Additional information relating to the Company is available on SEDAR at www.sedar.com and on the Company’s website at www.cclind.com. Financial information regarding the Company is provided in the Company’s comparative consolidated annual financial statements and Management’s Discussion and Analysis (“MD&A”) for the financial year ended December 31, 2021.

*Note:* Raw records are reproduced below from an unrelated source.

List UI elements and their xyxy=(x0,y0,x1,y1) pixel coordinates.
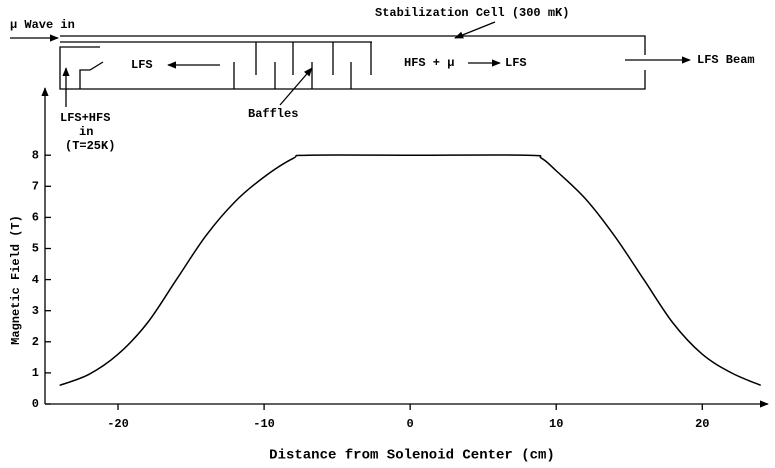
x-tick-label: -10 xyxy=(253,417,275,431)
y-tick-label: 8 xyxy=(32,148,39,162)
x-axis-label: Distance from Solenoid Center (cm) xyxy=(269,448,555,464)
arrow xyxy=(454,21,496,39)
apparatus-diagram xyxy=(10,21,691,107)
y-tick-label: 1 xyxy=(32,366,39,380)
y-tick-label: 4 xyxy=(32,273,39,287)
y-tick-label: 7 xyxy=(32,179,39,193)
y-tick-label: 5 xyxy=(32,242,39,256)
annotation: Stabilization Cell (300 mK) xyxy=(375,6,569,20)
annotation: LFS xyxy=(131,58,153,72)
baffles xyxy=(233,42,372,89)
cell-top xyxy=(60,35,646,55)
annotation: LFS Beam xyxy=(697,53,755,67)
x-tick-label: 20 xyxy=(695,417,709,431)
annotation: (T=25K) xyxy=(65,139,115,153)
annotation: LFS+HFS xyxy=(60,111,110,125)
x-tick-label: 0 xyxy=(407,417,414,431)
arrow xyxy=(279,67,313,106)
y-tick-label: 6 xyxy=(32,211,39,225)
field-curve xyxy=(59,154,761,387)
annotation: in xyxy=(79,125,93,139)
cell-bottom xyxy=(59,46,646,90)
y-tick-label: 0 xyxy=(32,397,39,411)
annotation: μ Wave in xyxy=(10,18,75,32)
annotation: LFS xyxy=(505,56,527,70)
x-tick-label: -20 xyxy=(107,417,129,431)
annotation: Baffles xyxy=(248,107,298,121)
y-axis-label: Magnetic Field (T) xyxy=(9,215,23,345)
y-tick-label: 3 xyxy=(32,304,39,318)
inlet xyxy=(79,61,104,89)
y-tick-label: 2 xyxy=(32,335,39,349)
annotation: HFS + μ xyxy=(404,56,454,70)
x-tick-label: 10 xyxy=(549,417,563,431)
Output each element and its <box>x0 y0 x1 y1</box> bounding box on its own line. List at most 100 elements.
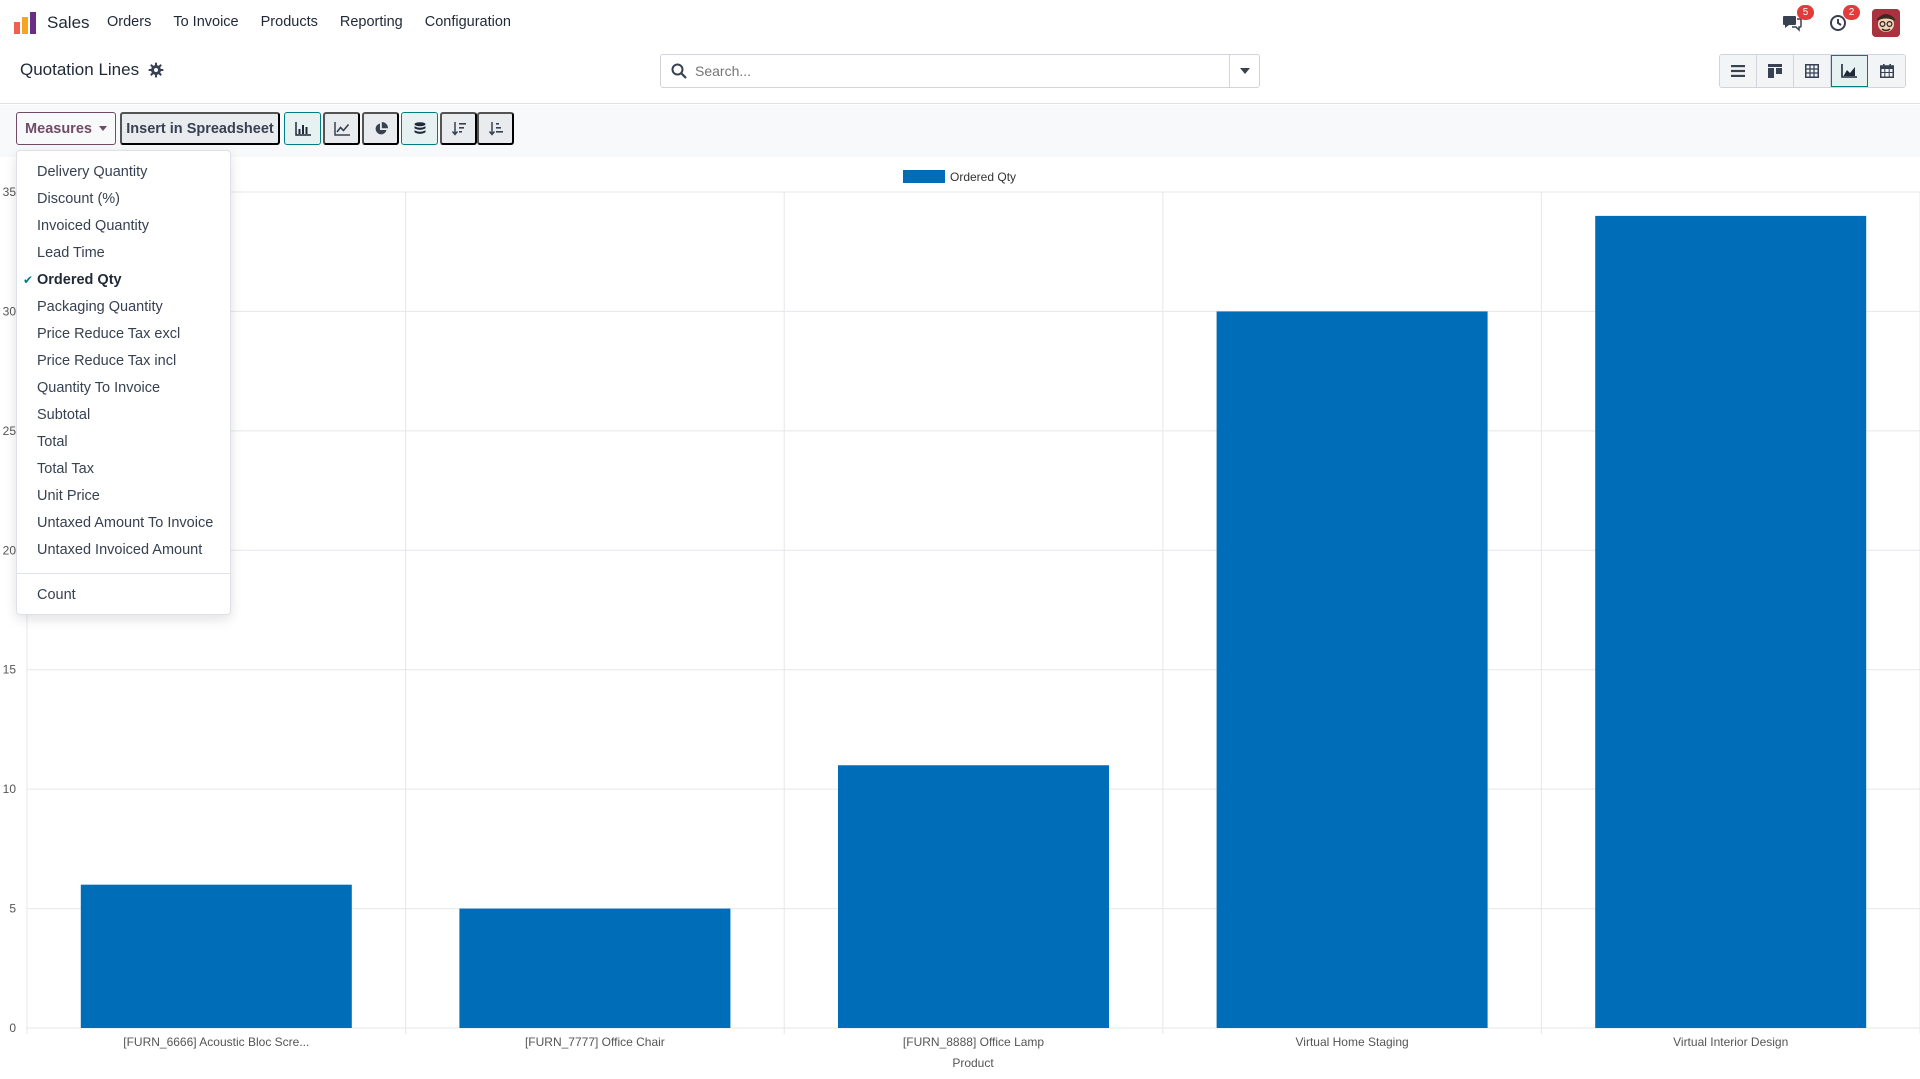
sales-app-icon[interactable] <box>14 12 38 34</box>
sort-descending-icon <box>451 121 466 136</box>
user-avatar[interactable] <box>1872 9 1900 37</box>
measure-label: Subtotal <box>37 407 91 423</box>
measure-item-total[interactable]: Total <box>17 429 230 456</box>
menu-item-configuration[interactable]: Configuration <box>424 14 511 30</box>
calendar-view-button[interactable] <box>1868 55 1905 87</box>
caret-down-icon <box>98 126 107 131</box>
measure-item-invoiced-quantity[interactable]: Invoiced Quantity <box>17 213 230 240</box>
x-tick-label: [FURN_6666] Acoustic Bloc Scre... <box>123 1035 309 1049</box>
caret-down-icon <box>1239 68 1250 74</box>
measure-item-untaxed-invoiced-amount[interactable]: Untaxed Invoiced Amount <box>17 537 230 564</box>
pie-chart-icon <box>375 121 388 134</box>
pie-chart-button[interactable] <box>362 112 399 145</box>
activities-button[interactable]: 2 <box>1826 5 1860 35</box>
search-input[interactable] <box>695 63 1215 79</box>
measures-label: Measures <box>25 120 92 137</box>
systray: 5 2 <box>1780 5 1900 37</box>
bar-chart: 0 5 10 15 20 25 30 35 [FURN_6666] Acoustic Bloc … <box>3 170 1920 1070</box>
measure-item-quantity-to-invoice[interactable]: Quantity To Invoice <box>17 375 230 402</box>
messages-badge: 5 <box>1797 5 1814 20</box>
kanban-icon <box>1768 64 1782 78</box>
bar <box>1216 311 1488 1028</box>
measure-label: Untaxed Amount To Invoice <box>37 515 214 531</box>
graph-view-button[interactable] <box>1831 55 1868 87</box>
top-navbar: Sales Orders To Invoice Products Reporti… <box>0 0 1920 46</box>
x-tick-label: [FURN_8888] Office Lamp <box>903 1035 1045 1049</box>
sort-descending-button[interactable] <box>440 112 477 145</box>
x-tick-label: Virtual Interior Design <box>1673 1035 1788 1049</box>
measure-item-untaxed-amount-to-invoice[interactable]: Untaxed Amount To Invoice <box>17 510 230 537</box>
measure-item-price-reduce-tax-incl[interactable]: Price Reduce Tax incl <box>17 348 230 375</box>
measure-item-price-reduce-tax-excl[interactable]: Price Reduce Tax excl <box>17 321 230 348</box>
y-tick-label: 20 <box>3 543 17 557</box>
measure-label: Total Tax <box>37 461 94 477</box>
bar <box>838 765 1109 1028</box>
y-tick-label: 15 <box>3 663 17 677</box>
measure-item-delivery-quantity[interactable]: Delivery Quantity <box>17 159 230 186</box>
bar <box>459 908 731 1028</box>
graph-toolbar: Measures Insert in Spreadsheet <box>0 105 1920 157</box>
measure-label: Invoiced Quantity <box>37 218 150 234</box>
y-tick-label: 5 <box>9 902 16 916</box>
pivot-view-button[interactable] <box>1794 55 1831 87</box>
measure-label: Discount (%) <box>37 191 120 207</box>
calendar-icon <box>1879 64 1894 78</box>
sort-ascending-icon <box>488 121 503 136</box>
view-switcher <box>1719 54 1906 88</box>
measure-label: Unit Price <box>37 488 100 504</box>
search-icon <box>671 63 687 79</box>
menu-item-products[interactable]: Products <box>260 14 318 30</box>
menu-item-reporting[interactable]: Reporting <box>339 14 403 30</box>
activities-badge: 2 <box>1843 5 1860 20</box>
list-icon <box>1731 65 1745 77</box>
control-panel: Quotation Lines <box>0 46 1920 104</box>
table-icon <box>1805 64 1819 78</box>
x-tick-label: Virtual Home Staging <box>1296 1035 1409 1049</box>
measure-label: Price Reduce Tax excl <box>37 326 181 342</box>
kanban-view-button[interactable] <box>1757 55 1794 87</box>
menu-item-to-invoice[interactable]: To Invoice <box>173 14 239 30</box>
dropdown-divider <box>17 573 230 574</box>
measure-label: Ordered Qty <box>37 272 122 288</box>
insert-spreadsheet-button[interactable]: Insert in Spreadsheet <box>120 112 280 145</box>
measures-dropdown: Delivery Quantity Discount (%) Invoiced Qu… <box>16 150 231 615</box>
measure-item-subtotal[interactable]: Subtotal <box>17 402 230 429</box>
bar <box>1595 215 1867 1028</box>
measure-label: Total <box>37 434 68 450</box>
bar-chart-button[interactable] <box>284 112 321 145</box>
main-menu: Orders To Invoice Products Reporting Con… <box>107 14 511 30</box>
measure-item-count[interactable]: Count <box>37 587 76 603</box>
y-tick-label: 0 <box>9 1021 16 1035</box>
measure-label: Quantity To Invoice <box>37 380 161 396</box>
page-title: Quotation Lines <box>20 60 140 79</box>
measure-item-lead-time[interactable]: Lead Time <box>17 240 230 267</box>
measure-item-unit-price[interactable]: Unit Price <box>17 483 230 510</box>
graph-canvas: 0 5 10 15 20 25 30 35 [FURN_6666] Acoustic Bloc … <box>0 157 1920 1079</box>
line-chart-button[interactable] <box>323 112 360 145</box>
clock-icon <box>1830 15 1846 31</box>
y-tick-label: 35 <box>3 185 17 199</box>
stacked-button[interactable] <box>401 112 438 145</box>
legend-swatch <box>903 170 945 183</box>
y-tick-label: 10 <box>3 782 17 796</box>
user-avatar-icon <box>1872 9 1900 37</box>
measure-item-ordered-qty[interactable]: ✔ Ordered Qty <box>17 267 230 294</box>
sort-ascending-button[interactable] <box>477 112 514 145</box>
bar <box>80 884 352 1028</box>
measure-label: Packaging Quantity <box>37 299 163 315</box>
measures-button[interactable]: Measures <box>16 112 116 145</box>
measure-item-total-tax[interactable]: Total Tax <box>17 456 230 483</box>
x-tick-label: [FURN_7777] Office Chair <box>525 1035 665 1049</box>
menu-item-orders[interactable]: Orders <box>107 14 152 30</box>
messages-button[interactable]: 5 <box>1780 5 1814 35</box>
gear-icon[interactable] <box>148 62 164 78</box>
list-view-button[interactable] <box>1720 55 1757 87</box>
search-options-toggle[interactable] <box>1229 55 1259 87</box>
search-bar <box>660 54 1260 88</box>
measure-label: Untaxed Invoiced Amount <box>37 542 203 558</box>
measure-item-packaging-quantity[interactable]: Packaging Quantity <box>17 294 230 321</box>
app-name[interactable]: Sales <box>47 13 90 32</box>
database-icon <box>414 121 425 134</box>
measure-item-discount[interactable]: Discount (%) <box>17 186 230 213</box>
y-tick-label: 30 <box>3 304 17 318</box>
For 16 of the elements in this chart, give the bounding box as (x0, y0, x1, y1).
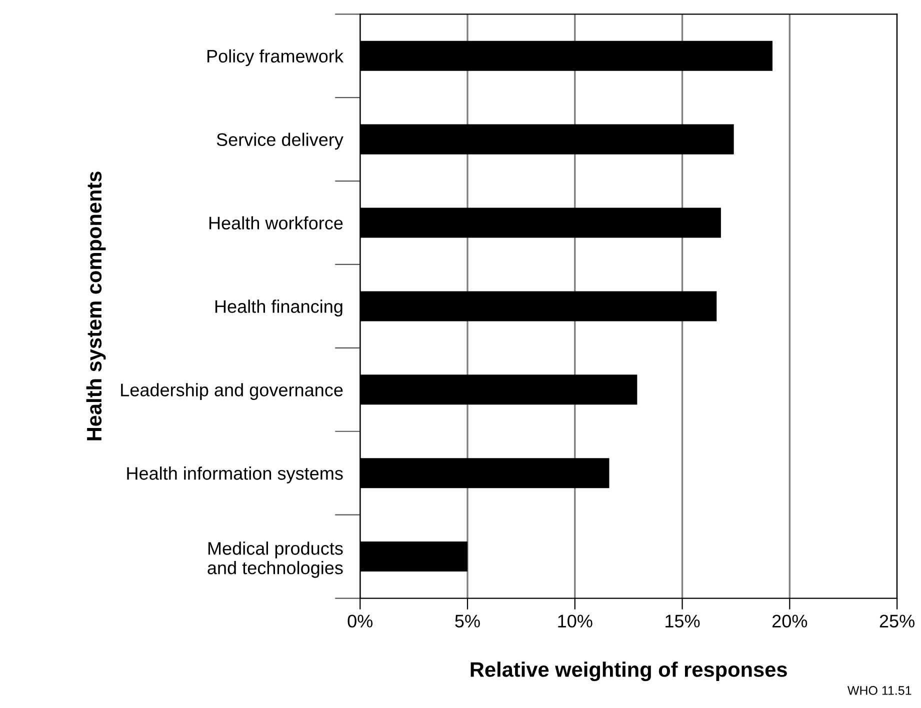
x-tick-label: 15% (666, 614, 700, 628)
x-axis-title: Relative weighting of responses (470, 662, 787, 682)
text: WHO 11.51 (847, 686, 912, 695)
y-axis-title: Health system components (86, 172, 106, 440)
x-tick-label: 10% (558, 614, 592, 628)
x-tick-label: 20% (772, 614, 808, 628)
x-tick-label: 0% (348, 614, 373, 628)
x-tick-label: 25% (880, 614, 914, 628)
y-tick-label: Health information systems (127, 466, 343, 484)
y-tick-label: Health workforce (209, 216, 343, 230)
y-tick-label: Service delivery (216, 132, 344, 150)
y-tick-label: Health financing (215, 300, 342, 316)
y-tick-label: Policy framework (207, 49, 344, 66)
y-tick-label: Leadership and governance (121, 383, 343, 400)
x-tick-label: 5% (455, 614, 480, 628)
y-tick-label: Medical products and technologies (208, 542, 343, 578)
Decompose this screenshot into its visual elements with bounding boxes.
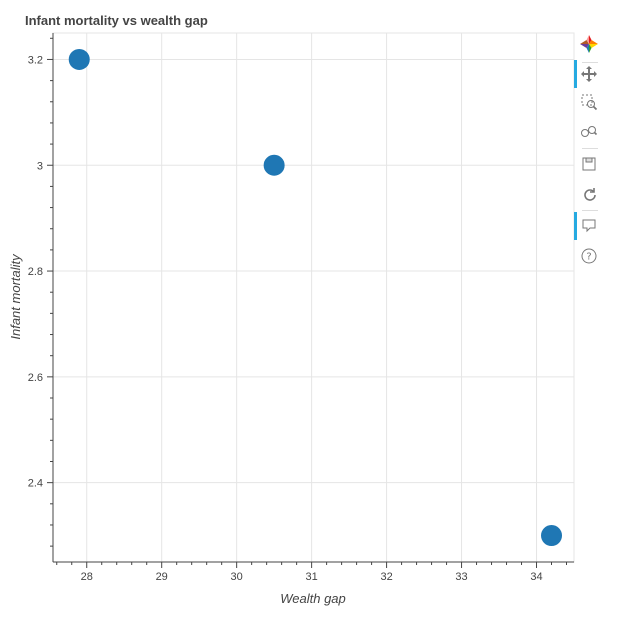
y-ticks: 2.4 2.6 2.8 3 3.2 (28, 37, 53, 547)
data-points (68, 48, 563, 547)
wheel-zoom-tool-button[interactable] (574, 118, 604, 146)
svg-text:?: ? (586, 252, 591, 263)
x-axis-label: Wealth gap (280, 591, 346, 606)
x-ticks: 28 29 30 31 32 33 34 (56, 562, 568, 583)
y-axis: 2.4 2.6 2.8 3 3.2 (28, 33, 54, 562)
hover-icon (582, 219, 596, 233)
y-tick-label: 3 (37, 160, 43, 172)
y-axis-label: Infant mortality (8, 253, 23, 340)
help-tool-button[interactable]: ? (574, 242, 604, 270)
wheel-zoom-icon (581, 126, 598, 137)
x-axis: 28 29 30 31 32 33 34 (53, 561, 574, 583)
box-zoom-icon (581, 94, 598, 111)
save-tool-button[interactable] (574, 150, 604, 178)
pan-tool-button[interactable] (574, 60, 604, 88)
y-grid (53, 58, 574, 484)
toolbar-separator (582, 148, 598, 149)
pan-icon (581, 66, 597, 82)
toolbar-separator (582, 62, 598, 63)
box-zoom-tool-button[interactable] (574, 88, 604, 116)
x-tick-label: 30 (231, 571, 243, 583)
chart-title: Infant mortality vs wealth gap (25, 13, 208, 28)
x-tick-label: 28 (81, 571, 93, 583)
hover-tool-button[interactable] (574, 212, 604, 240)
help-icon: ? (581, 248, 597, 264)
toolbar-separator (582, 210, 598, 211)
bokeh-logo-icon (580, 35, 598, 53)
x-grid (86, 33, 538, 562)
y-tick-label: 2.8 (28, 266, 43, 278)
x-tick-label: 32 (380, 571, 392, 583)
x-tick-label: 31 (306, 571, 318, 583)
x-tick-label: 29 (156, 571, 168, 583)
y-tick-label: 3.2 (28, 54, 43, 66)
x-tick-label: 34 (530, 571, 542, 583)
y-tick-label: 2.4 (28, 478, 43, 490)
chart-toolbar: ? (572, 30, 604, 280)
reset-tool-button[interactable] (574, 180, 604, 208)
y-tick-label: 2.6 (28, 372, 43, 384)
reset-icon (584, 188, 596, 201)
save-icon (582, 157, 596, 171)
scatter-point (263, 154, 285, 176)
x-tick-label: 33 (455, 571, 467, 583)
bokeh-logo-icon[interactable] (574, 30, 604, 58)
scatter-point (541, 525, 563, 547)
plot-area (52, 32, 575, 563)
scatter-point (68, 48, 90, 70)
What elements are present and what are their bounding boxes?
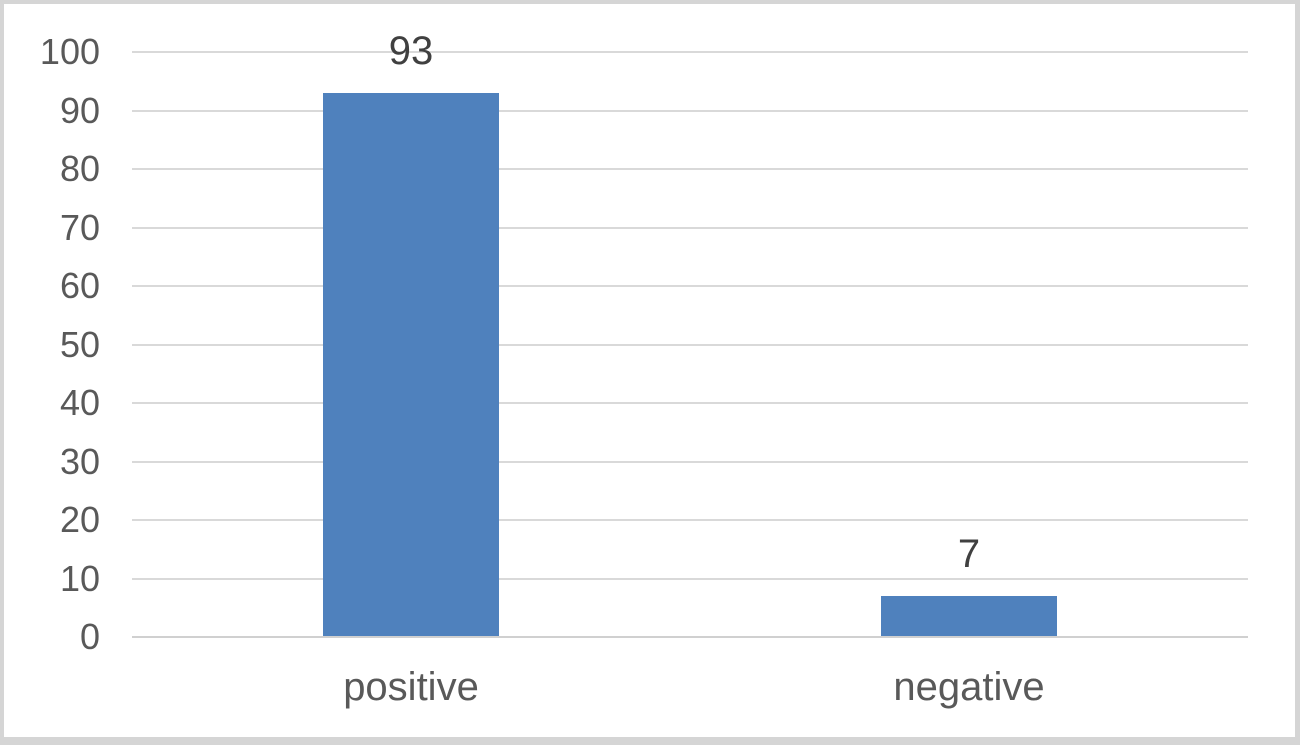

Copies of the following documents are available without charge to shareholders upon written request to the Corporate Secretary of the Company at 111 Gordon Baker Road, Suite 801, Toronto, Ontario M2H 3R1, or, following distribution of these materials, they may be obtained from the SEDAR website at www.sedar.com or the Company’s website at www.cclind.com:

  • (i) the 2021 Annual Report to the Shareholders containing the comparative consolidated financial statements for the year ended December 31, 2021, together with the accompanying report of the auditors;

  • (ii) MD&A pertaining to the Company’s comparative consolidated financial statements;

  • (iii) this Management Proxy Circular; and

  • (iv) the Company’s most recent Annual Information Form.

GENERAL

The information contained herein is given as of March 18, 2022, unless otherwise noted. The contents and the distribution of this Management Proxy Circular have been approved by the directors of the Company.

DATED at Toronto this 18th day of March, 2022.